Mudcat Café message #3935671 The Mudcat Café TM
Thread #162666   Message #3935671
Posted By: GUEST,Pseudonymous
06-Jul-18 - 07:00 AM
Thread Name: New Book: Folk Song in England
Subject: RE: New Book: Folk Song in England
Steve

Thanks for the clarification on corpus, and for the points about methodology.

Tim

Tending to agree that we won't reach a consensus, but sad that other aspects of Roud's book aren't addressed. Because I think it's fascinating. But I am just a newbie on these threads and to this topic on anything other than a superficial level.


Jim

On Harker: I haven't read him first hand so I cannot comment much. He took a particular Marxist approach to the Victorian collectors. Roud doesn't appear to agree with his analysis (!). But at least anybody reading this thread and wanting to know who Harker was would be able to consult his Roud and find the answer. Roud likes to take what he calls a 'balanced' approach, though he fully acknowledges how middle class collectors have been. Roud, understandably, doesn't think there is anything wrong with being middle class.

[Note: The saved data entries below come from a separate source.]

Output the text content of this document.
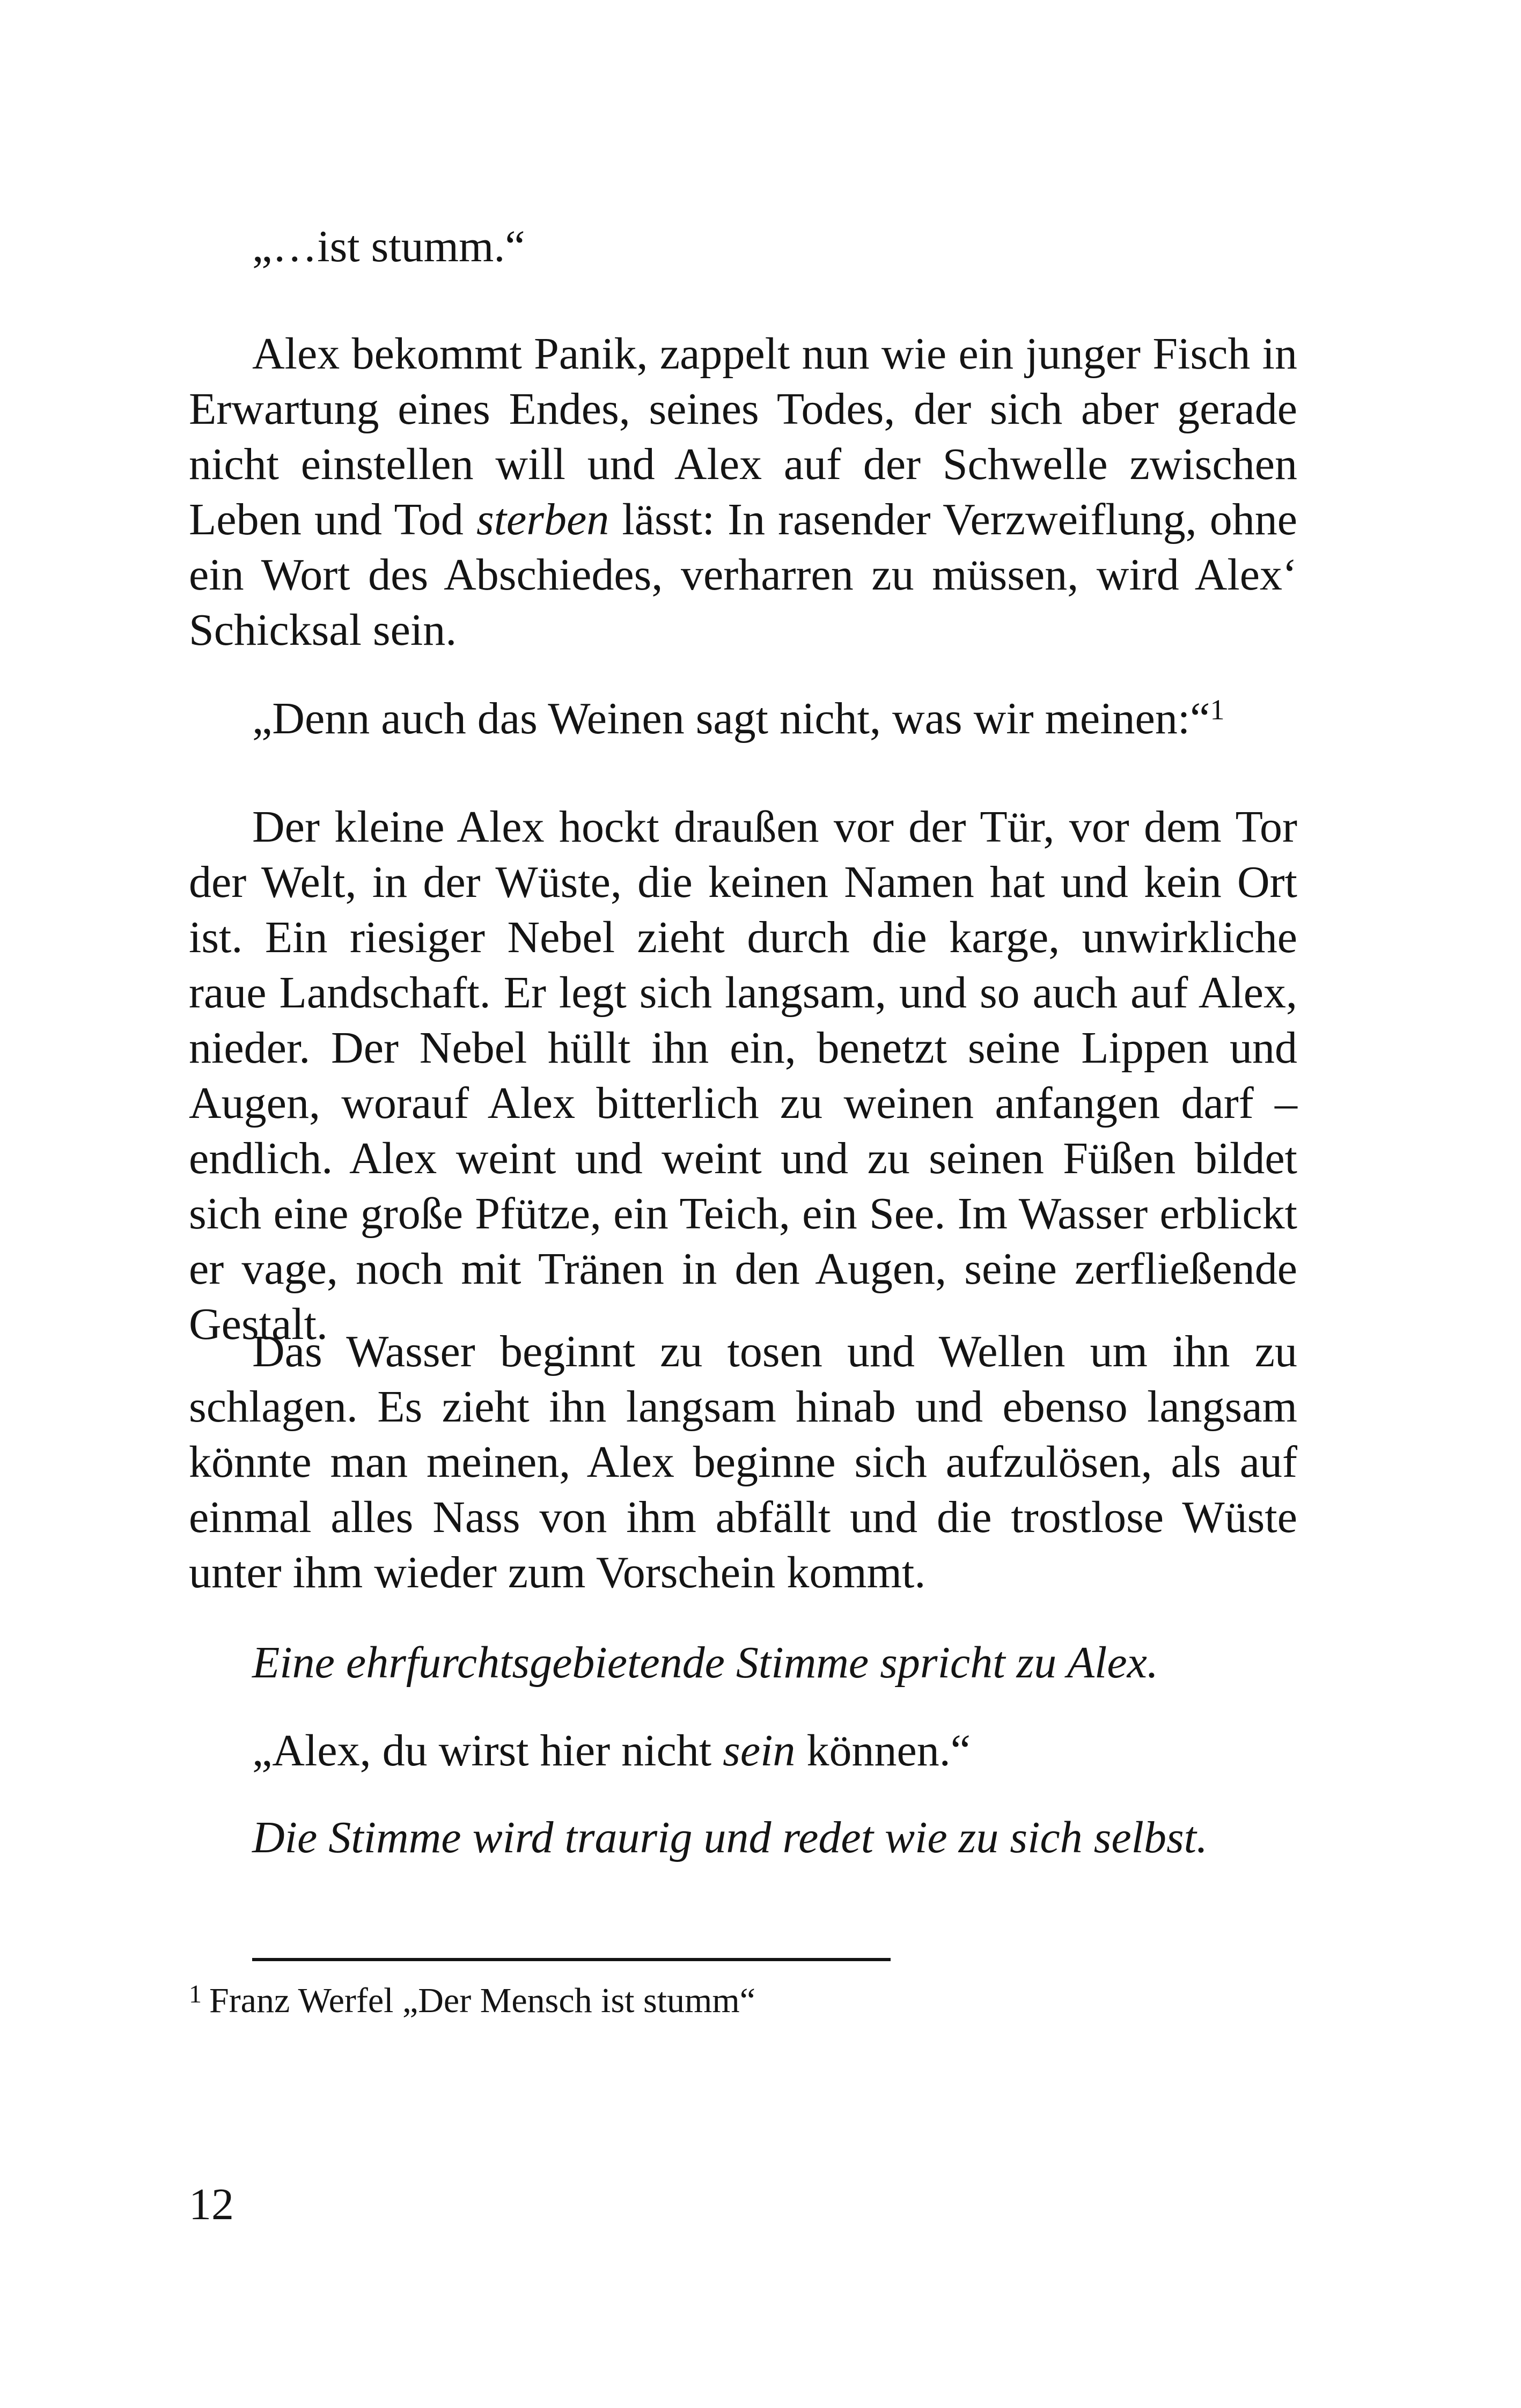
„…ist stumm.“

Alex bekommt Panik, zappelt nun wie ein junger Fisch in Erwartung eines Endes, seines Todes, der sich aber gerade nicht einstellen will und Alex auf der Schwelle zwischen Leben und Tod sterben lässt: In rasender Verzweiflung, ohne ein Wort des Abschiedes, verharren zu müssen, wird Alex‘ Schicksal sein.

„Denn auch das Weinen sagt nicht, was wir meinen:“$^1$

Der kleine Alex hockt draußen vor der Tür, vor dem Tor der Welt, in der Wüste, die keinen Namen hat und kein Ort ist. Ein riesiger Nebel zieht durch die karge, unwirkliche raue Landschaft. Er legt sich langsam, und so auch auf Alex, nieder. Der Nebel hüllt ihn ein, benetzt seine Lippen und Augen, worauf Alex bitterlich zu weinen anfangen darf – endlich. Alex weint und weint und zu seinen Füßen bildet sich eine große Pfütze, ein Teich, ein See. Im Wasser erblickt er vage, noch mit Tränen in den Augen, seine zerfließende Gestalt.

Das Wasser beginnt zu tosen und Wellen um ihn zu schlagen. Es zieht ihn langsam hinab und ebenso langsam könnte man meinen, Alex beginne sich aufzulösen, als auf einmal alles Nass von ihm abfällt und die trostlose Wüste unter ihm wieder zum Vorschein kommt.

Eine ehrfurchtsgebietende Stimme spricht zu Alex.

„Alex, du wirst hier nicht sein können.“

Die Stimme wird traurig und redet wie zu sich selbst.

$^1$ Franz Werfel „Der Mensch ist stumm“
12
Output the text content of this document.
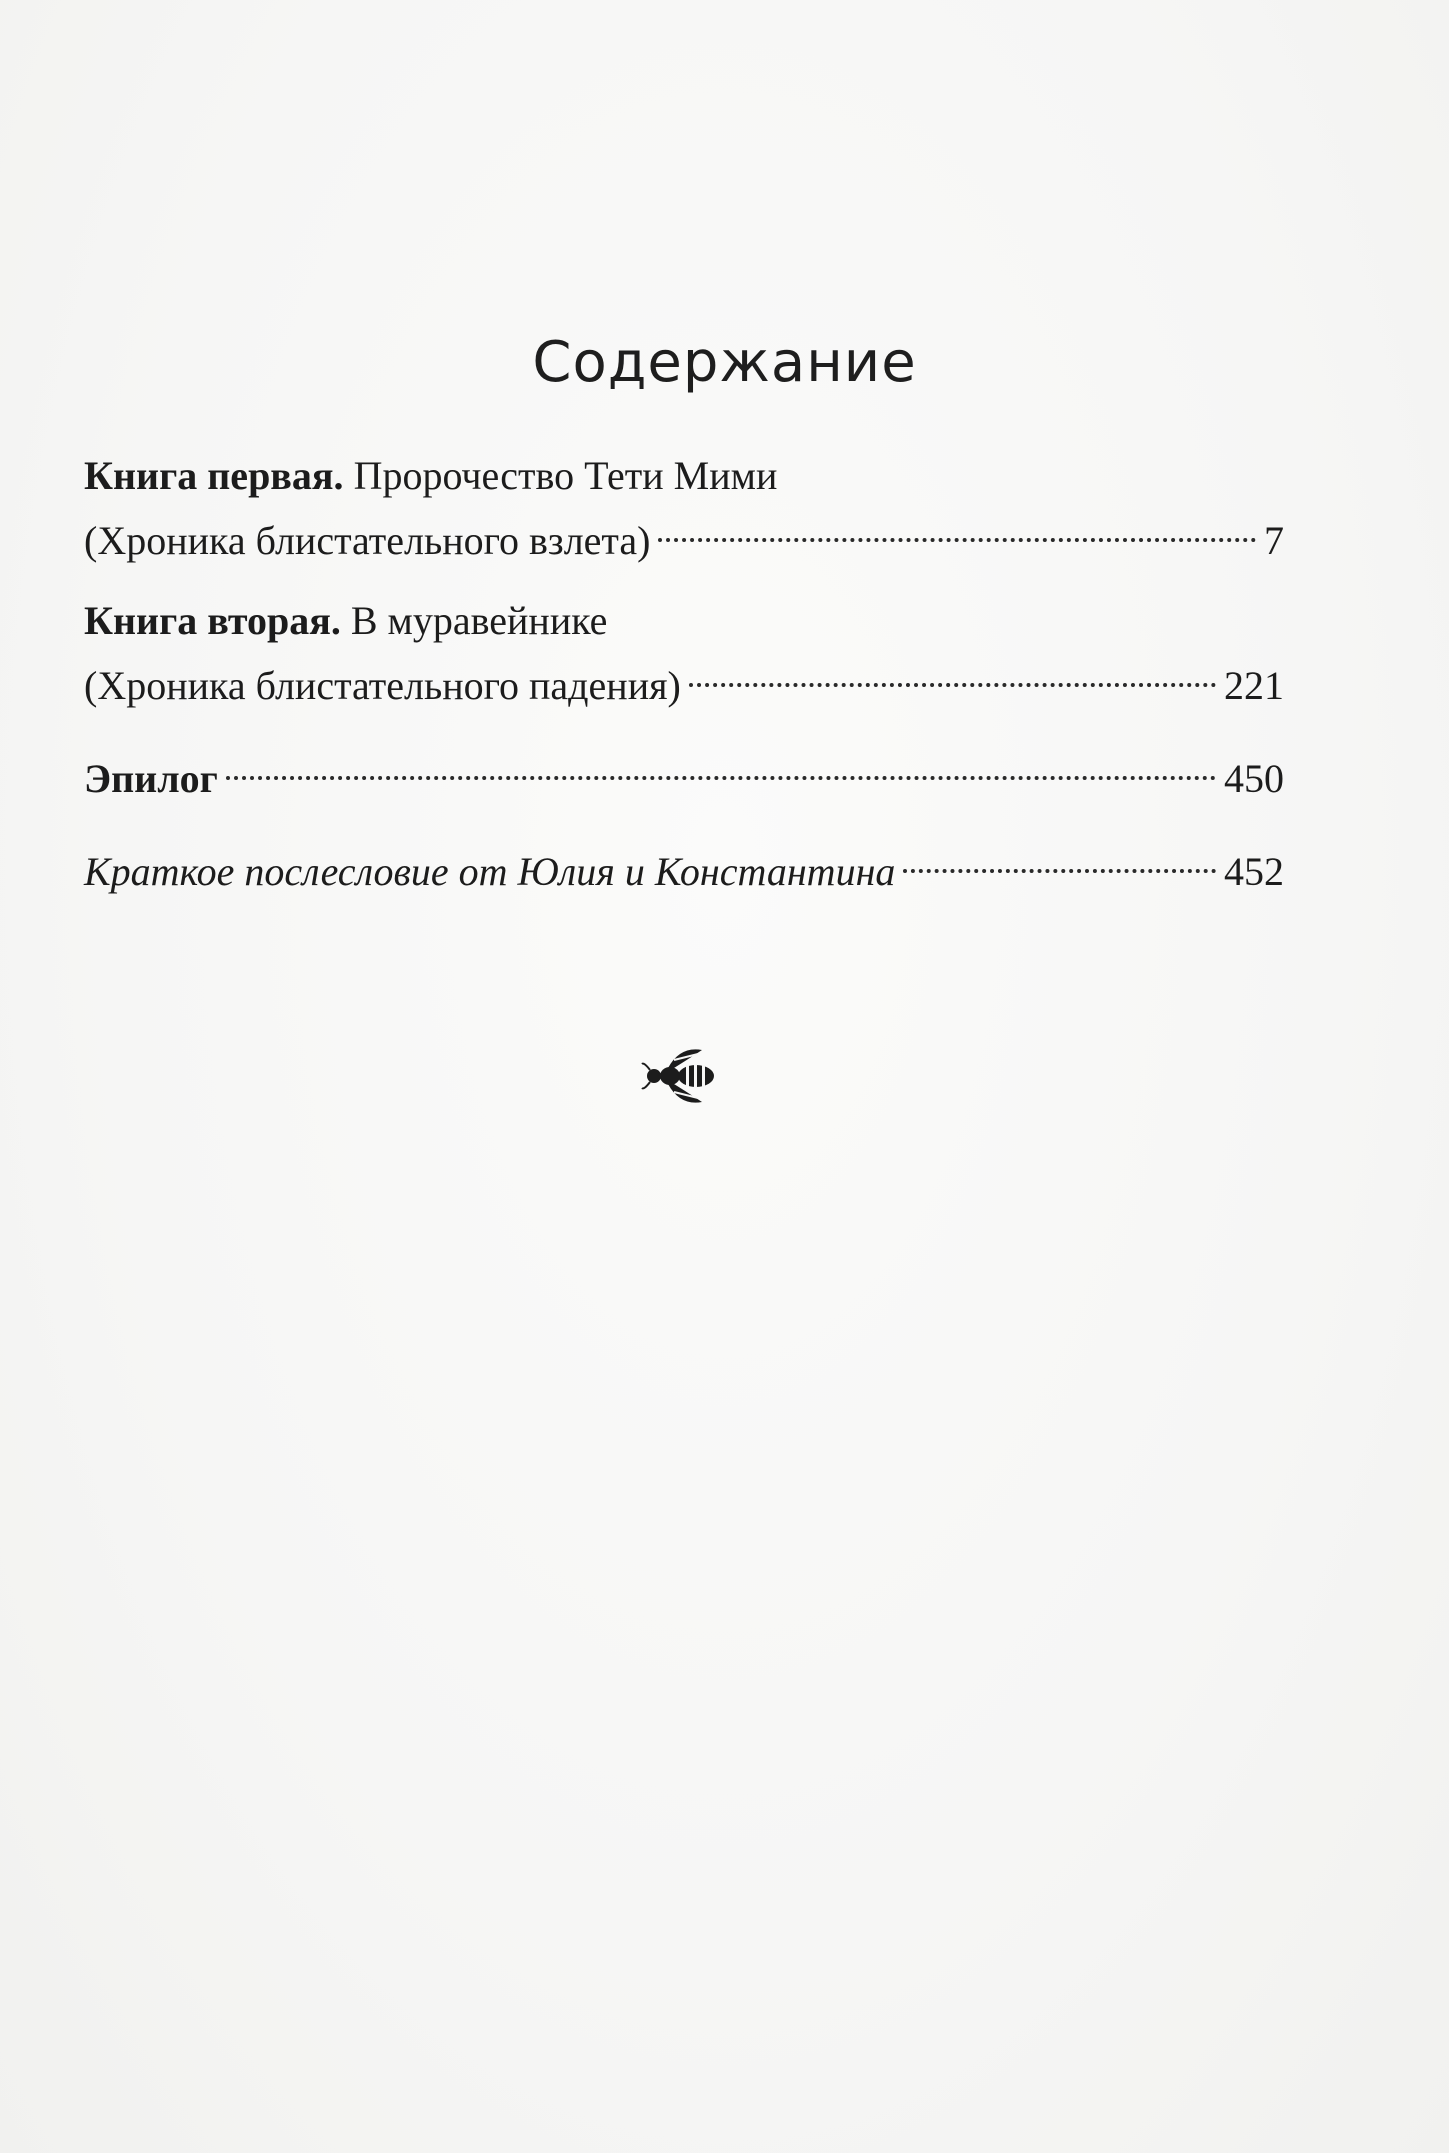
Содержание
Книга первая. Пророчество Тети Мими
(Хроника блистательного взлета)	7
Книга вторая. В муравейнике
(Хроника блистательного падения)	221
Эпилог	450
Краткое послесловие от Юлия и Константина	452
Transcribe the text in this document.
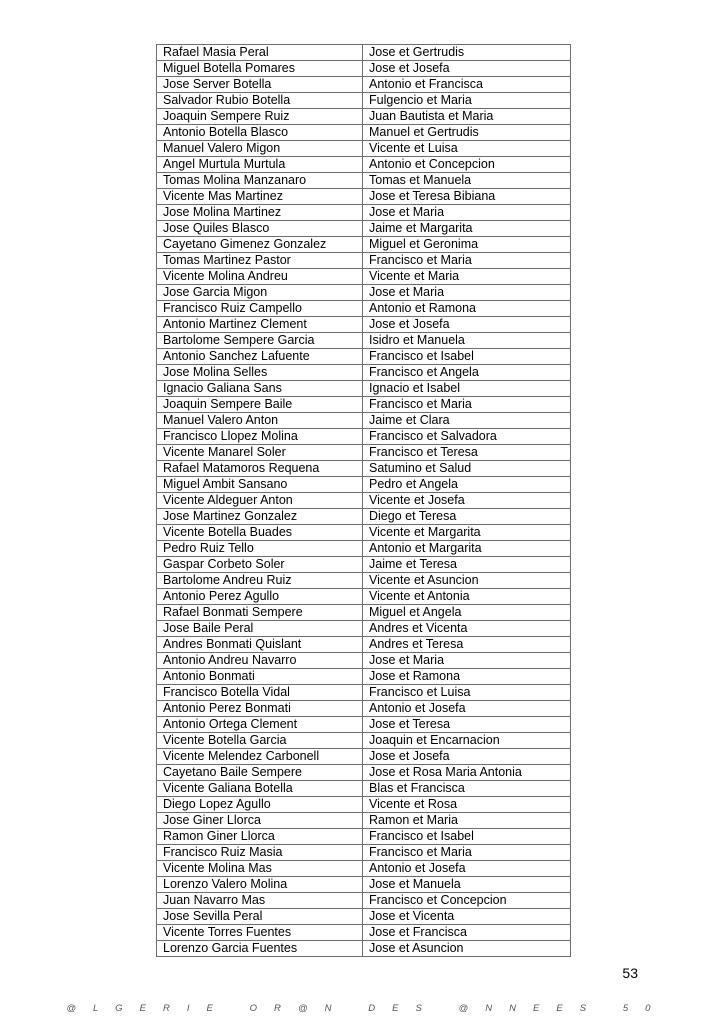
Rafael Masia Peral	Jose et Gertrudis
Miguel Botella Pomares	Jose et Josefa
Jose Server Botella	Antonio et Francisca
Salvador Rubio Botella	Fulgencio et Maria
Joaquin Sempere Ruiz	Juan Bautista et Maria
Antonio Botella Blasco	Manuel et Gertrudis
Manuel Valero Migon	Vicente et Luisa
Angel Murtula Murtula	Antonio et Concepcion
Tomas Molina Manzanaro	Tomas et Manuela
Vicente Mas Martinez	Jose et Teresa Bibiana
Jose Molina Martinez	Jose et Maria
Jose Quiles Blasco	Jaime et Margarita
Cayetano Gimenez Gonzalez	Miguel et Geronima
Tomas Martinez Pastor	Francisco et Maria
Vicente Molina Andreu	Vicente et Maria
Jose Garcia Migon	Jose et Maria
Francisco Ruiz Campello	Antonio et Ramona
Antonio Martinez Clement	Jose et Josefa
Bartolome Sempere Garcia	Isidro et Manuela
Antonio Sanchez Lafuente	Francisco et Isabel
Jose Molina Selles	Francisco et Angela
Ignacio Galiana Sans	Ignacio et Isabel
Joaquin Sempere Baile	Francisco et Maria
Manuel Valero Anton	Jaime et Clara
Francisco Llopez Molina	Francisco et Salvadora
Vicente Manarel Soler	Francisco et Teresa
Rafael Matamoros Requena	Satumino et Salud
Miguel Ambit Sansano	Pedro et Angela
Vicente Aldeguer Anton	Vicente et Josefa
Jose Martinez Gonzalez	Diego et Teresa
Vicente Botella Buades	Vicente et Margarita
Pedro Ruiz Tello	Antonio et Margarita
Gaspar Corbeto Soler	Jaime et Teresa
Bartolome Andreu Ruiz	Vicente et Asuncion
Antonio Perez Agullo	Vicente et Antonia
Rafael Bonmati Sempere	Miguel et Angela
Jose Baile Peral	Andres et Vicenta
Andres Bonmati Quislant	Andres et Teresa
Antonio Andreu Navarro	Jose et Maria
Antonio Bonmati	Jose et Ramona
Francisco Botella Vidal	Francisco et Luisa
Antonio Perez Bonmati	Antonio et Josefa
Antonio Ortega Clement	Jose et Teresa
Vicente Botella Garcia	Joaquin et Encarnacion
Vicente Melendez Carbonell	Jose et Josefa
Cayetano Baile Sempere	Jose et Rosa Maria Antonia
Vicente Galiana Botella	Blas et Francisca
Diego Lopez Agullo	Vicente et Rosa
Jose Giner Llorca	Ramon et Maria
Ramon Giner Llorca	Francisco et Isabel
Francisco Ruiz Masia	Francisco et Maria
Vicente Molina Mas	Antonio et Josefa
Lorenzo Valero Molina	Jose et Manuela
Juan Navarro Mas	Francisco et Concepcion
Jose Sevilla Peral	Jose et Vicenta
Vicente Torres Fuentes	Jose et Francisca
Lorenzo Garcia Fuentes	Jose et Asuncion
53
@ L G E R I E   O R @ N   D E S   @ N N E E S   5 0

On all that earliest printing proves is earliest printing. I think everybody agrees with that. I don't think anybody is denying that ordinary people can contribute songs to a tradition/genre already in existence. Thanks for explaining your reasons for preferring 'oral' origins. But maybe it would need to be argued on a case b case basis for the corpus in question.


On Child: On the basis of what has been said, it seems to me that in his collecton he included a number of dunghills. However, the full quotation appears to be to the effect that one can find jewels within the dung hill. I think I have found a source for this quotation in case anybody else is interested in seeing it in context.

Child 1872, in Hustvedt 1930: 254

I found this in a piece by E David Gregory. I think (happy to be corrected) that Roud describes him as American, but he is from Hitchin and went to Keele and Sussex Universities.


E David Gregory has described Child's later approach to broadside ballads as


" ambivalent, even schizophrenic. He heartily disliked them, yet he soon realized that he could not avoid them entirely. So he devised a rule of thumb in dealing with them. If he concluded on the basis of other evidence that a ballad was traditional, then he would print any broadside variants that he had come across. But in almost all other instances he rejected broadside texts out of hand"

          This is from a pdf online called jewels_left_in.

On Hogg, by coincidence we read one of his novels recently, and so looked at his life.

The quotation attributed to Margaret Hogg (nee Laidlaw) was actually written by James Hogg, who was a story-teller, and a professional one, long after the event. He is interesting because he tried to make a career out of being a 'peasant poet'. I am not sure that Hogg was a reliable narrator. I suspect that Margaret would have been literate as the Presbyterians held literacy in high esteem. I am not saying she did not also have an oral tradition, just that as usual things are complicated. She was married to a stock dealer and tenant sheep farmer who went bankrupt. Her son was first taught reading by a local churchman. They sent him to a small private school. Margaret clearly valued literacy. My understanding is that Hogg worked for Walter Scott collecting oral ballads, though his approach and Scott's to the material differed as Hogg felt more 'inside' the tradition, though he tried to make a living within literacy society as a 'peasant poet'. Incidentally I am sure that I came across a hint that Hogg himself wrote some of the songs he supplied to Scott; he did write songs and play music, having reputedly been inspired by the poetry of Burns!

If as "Margaret" claims writing ballads down led to their disappearance then logically we'd have none left. So this quotation does not seem to reflect a historical truth. "Margare"t is right that songs are for singing, and that aspects of performance cannot be captured in print. This is something mentioned by Roud, who comments that collectors often did not deal with this aspect. In fact some of them would not collect in pubs.

Just saying that things are complicated.

Personally I don't want any babies to be thrown anywhere.